= Neuroepistemology =

Field of study

Neuroepistemology is an empirical approach to epistemology—the study of knowledge in a general, philosophical sense—which is informed by modern neuroscience, especially the study of the structure and operation of the brain involving neural networks and neuronal epistemology. Philosopher Patricia Churchland has written about the topic and, in her book Brain-Wise, characterised the problem as "how meat knows". Georg Northoff, in his Philosophy of the Brain, wrote that it "focuses on direct linkage between the brain on one hand and epistemic abilities and inabilities on the other."

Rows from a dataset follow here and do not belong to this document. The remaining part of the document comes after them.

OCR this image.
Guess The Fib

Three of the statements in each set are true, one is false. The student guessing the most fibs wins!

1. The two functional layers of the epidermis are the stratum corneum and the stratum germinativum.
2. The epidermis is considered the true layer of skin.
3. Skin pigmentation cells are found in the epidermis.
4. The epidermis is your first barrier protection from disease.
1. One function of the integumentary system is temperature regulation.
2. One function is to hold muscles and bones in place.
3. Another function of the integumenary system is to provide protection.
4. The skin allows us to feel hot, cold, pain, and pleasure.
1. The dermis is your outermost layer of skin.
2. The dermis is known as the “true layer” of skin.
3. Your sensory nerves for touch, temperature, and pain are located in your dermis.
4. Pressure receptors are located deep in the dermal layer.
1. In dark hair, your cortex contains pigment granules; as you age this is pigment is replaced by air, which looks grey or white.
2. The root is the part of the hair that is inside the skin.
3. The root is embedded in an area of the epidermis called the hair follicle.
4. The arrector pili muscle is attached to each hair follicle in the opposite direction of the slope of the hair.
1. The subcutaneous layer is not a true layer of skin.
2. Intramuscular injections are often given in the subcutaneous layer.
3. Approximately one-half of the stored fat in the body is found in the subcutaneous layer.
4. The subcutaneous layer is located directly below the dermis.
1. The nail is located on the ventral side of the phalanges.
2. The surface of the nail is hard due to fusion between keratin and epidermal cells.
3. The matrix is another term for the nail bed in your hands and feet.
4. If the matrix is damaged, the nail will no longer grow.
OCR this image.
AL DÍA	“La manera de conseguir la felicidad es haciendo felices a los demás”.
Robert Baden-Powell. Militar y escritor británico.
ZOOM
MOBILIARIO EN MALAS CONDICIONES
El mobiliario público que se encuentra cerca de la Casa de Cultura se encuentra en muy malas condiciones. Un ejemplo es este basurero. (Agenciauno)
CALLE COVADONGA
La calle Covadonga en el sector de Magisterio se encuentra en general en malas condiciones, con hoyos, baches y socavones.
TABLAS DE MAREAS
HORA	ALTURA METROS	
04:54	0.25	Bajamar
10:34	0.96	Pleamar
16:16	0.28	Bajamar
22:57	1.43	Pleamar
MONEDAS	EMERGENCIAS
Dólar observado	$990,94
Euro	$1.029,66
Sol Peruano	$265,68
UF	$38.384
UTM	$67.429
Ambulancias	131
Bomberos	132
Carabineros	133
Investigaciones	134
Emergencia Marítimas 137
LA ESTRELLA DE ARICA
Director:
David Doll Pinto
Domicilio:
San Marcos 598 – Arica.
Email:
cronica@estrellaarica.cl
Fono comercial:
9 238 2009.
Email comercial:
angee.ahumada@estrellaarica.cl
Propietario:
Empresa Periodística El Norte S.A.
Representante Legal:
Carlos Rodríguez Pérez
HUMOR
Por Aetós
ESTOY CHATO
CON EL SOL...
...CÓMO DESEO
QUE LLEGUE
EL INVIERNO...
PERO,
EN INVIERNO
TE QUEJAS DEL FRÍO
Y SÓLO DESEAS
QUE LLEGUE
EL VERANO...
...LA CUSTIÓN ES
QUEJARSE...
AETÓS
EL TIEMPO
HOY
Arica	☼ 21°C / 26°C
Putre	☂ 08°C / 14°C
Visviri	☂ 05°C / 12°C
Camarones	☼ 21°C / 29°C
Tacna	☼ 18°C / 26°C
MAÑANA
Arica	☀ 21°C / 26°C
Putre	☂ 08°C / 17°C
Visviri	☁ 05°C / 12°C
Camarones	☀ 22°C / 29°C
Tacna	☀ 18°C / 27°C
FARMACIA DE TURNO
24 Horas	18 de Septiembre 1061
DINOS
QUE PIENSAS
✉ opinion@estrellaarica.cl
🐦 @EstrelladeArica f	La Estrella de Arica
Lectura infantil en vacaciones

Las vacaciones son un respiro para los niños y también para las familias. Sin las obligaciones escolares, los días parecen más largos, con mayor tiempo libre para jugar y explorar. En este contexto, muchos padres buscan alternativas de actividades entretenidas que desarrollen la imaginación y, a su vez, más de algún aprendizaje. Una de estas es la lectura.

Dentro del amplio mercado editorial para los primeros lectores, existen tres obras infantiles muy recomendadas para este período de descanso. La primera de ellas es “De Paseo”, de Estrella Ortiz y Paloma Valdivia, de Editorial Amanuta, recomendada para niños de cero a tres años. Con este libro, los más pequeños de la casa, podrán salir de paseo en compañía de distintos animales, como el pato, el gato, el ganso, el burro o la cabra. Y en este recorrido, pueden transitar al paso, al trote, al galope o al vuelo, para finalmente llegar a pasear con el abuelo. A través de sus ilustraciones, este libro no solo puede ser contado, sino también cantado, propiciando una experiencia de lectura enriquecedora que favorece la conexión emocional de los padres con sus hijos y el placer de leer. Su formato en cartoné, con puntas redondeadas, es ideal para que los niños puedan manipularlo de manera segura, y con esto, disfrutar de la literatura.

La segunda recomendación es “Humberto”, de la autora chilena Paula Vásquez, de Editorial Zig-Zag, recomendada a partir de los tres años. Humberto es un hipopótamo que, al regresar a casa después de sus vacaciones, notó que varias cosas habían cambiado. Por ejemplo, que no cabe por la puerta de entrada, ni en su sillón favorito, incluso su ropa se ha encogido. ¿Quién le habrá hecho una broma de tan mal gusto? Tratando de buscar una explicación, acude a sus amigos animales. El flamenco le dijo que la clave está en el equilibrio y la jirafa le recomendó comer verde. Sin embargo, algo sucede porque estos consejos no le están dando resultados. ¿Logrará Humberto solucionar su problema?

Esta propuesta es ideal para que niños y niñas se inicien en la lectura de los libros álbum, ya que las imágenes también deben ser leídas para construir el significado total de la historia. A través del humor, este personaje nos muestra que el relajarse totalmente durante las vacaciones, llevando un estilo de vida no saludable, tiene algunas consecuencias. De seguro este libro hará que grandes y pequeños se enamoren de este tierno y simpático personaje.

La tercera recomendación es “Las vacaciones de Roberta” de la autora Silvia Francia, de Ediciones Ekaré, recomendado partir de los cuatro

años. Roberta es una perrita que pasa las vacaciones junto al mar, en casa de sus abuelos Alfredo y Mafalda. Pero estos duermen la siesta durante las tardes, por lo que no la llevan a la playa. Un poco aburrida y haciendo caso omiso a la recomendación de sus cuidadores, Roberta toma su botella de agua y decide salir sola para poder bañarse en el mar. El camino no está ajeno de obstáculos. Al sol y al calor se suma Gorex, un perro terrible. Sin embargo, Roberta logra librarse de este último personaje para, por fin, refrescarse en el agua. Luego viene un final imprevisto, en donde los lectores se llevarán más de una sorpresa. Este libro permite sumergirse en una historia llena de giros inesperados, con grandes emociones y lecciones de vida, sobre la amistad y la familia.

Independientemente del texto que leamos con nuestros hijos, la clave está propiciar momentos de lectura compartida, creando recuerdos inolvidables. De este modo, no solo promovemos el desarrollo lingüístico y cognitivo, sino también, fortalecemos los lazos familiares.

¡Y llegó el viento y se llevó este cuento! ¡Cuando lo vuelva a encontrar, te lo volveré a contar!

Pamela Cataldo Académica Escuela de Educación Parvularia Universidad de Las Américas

== Assumptive framework ==
The postmodernist Menachem Mazabow wrote that it "is necessary... to state the set of assumptions that are seen as fundamental to any neuro-epistemological inquiry." These include:
1. The significance of revealing the suppositions which influence one’s behavior (the self-reflexive connection between meaning and behavior).
2. The larger socio-politico-historical contextual effects on one’s individual assumptions.
3. The power relations deeply rooted in the dominant discourses in a field and their overpowering effect on different modes of thought.
4. The unavoidably context-dependent and subjective nature of all concepts, compared to objective systems of validity.
5. The importance of examining embedded assumptions and of concentrating on the association between idea and context.
6. The affirmation that appropriate theorizing is a certainty of our nature as language observers and directing theorists in the direction of improving awareness of their fundamental responsibility.
7. The assertion that the concept of efficacy, instead of objective validity should be the fulcrum in the evaluation of theory.

== Application ==
Brown has noted the "tacit bias" in any observation, which is rooted in "assumptions on the nature of mind" that shape the research, and for Hanlan and Brown, theory does not arise from data alone. Crick has stated that it is impossible to pursue a difficult programme of research in neuroscience without some preconceived ideas, seen as inevitable by Churchland. Stein, Brailowsky and Will have opined that such preconceptions about the central nervous system have tended to hamper research in certain areas.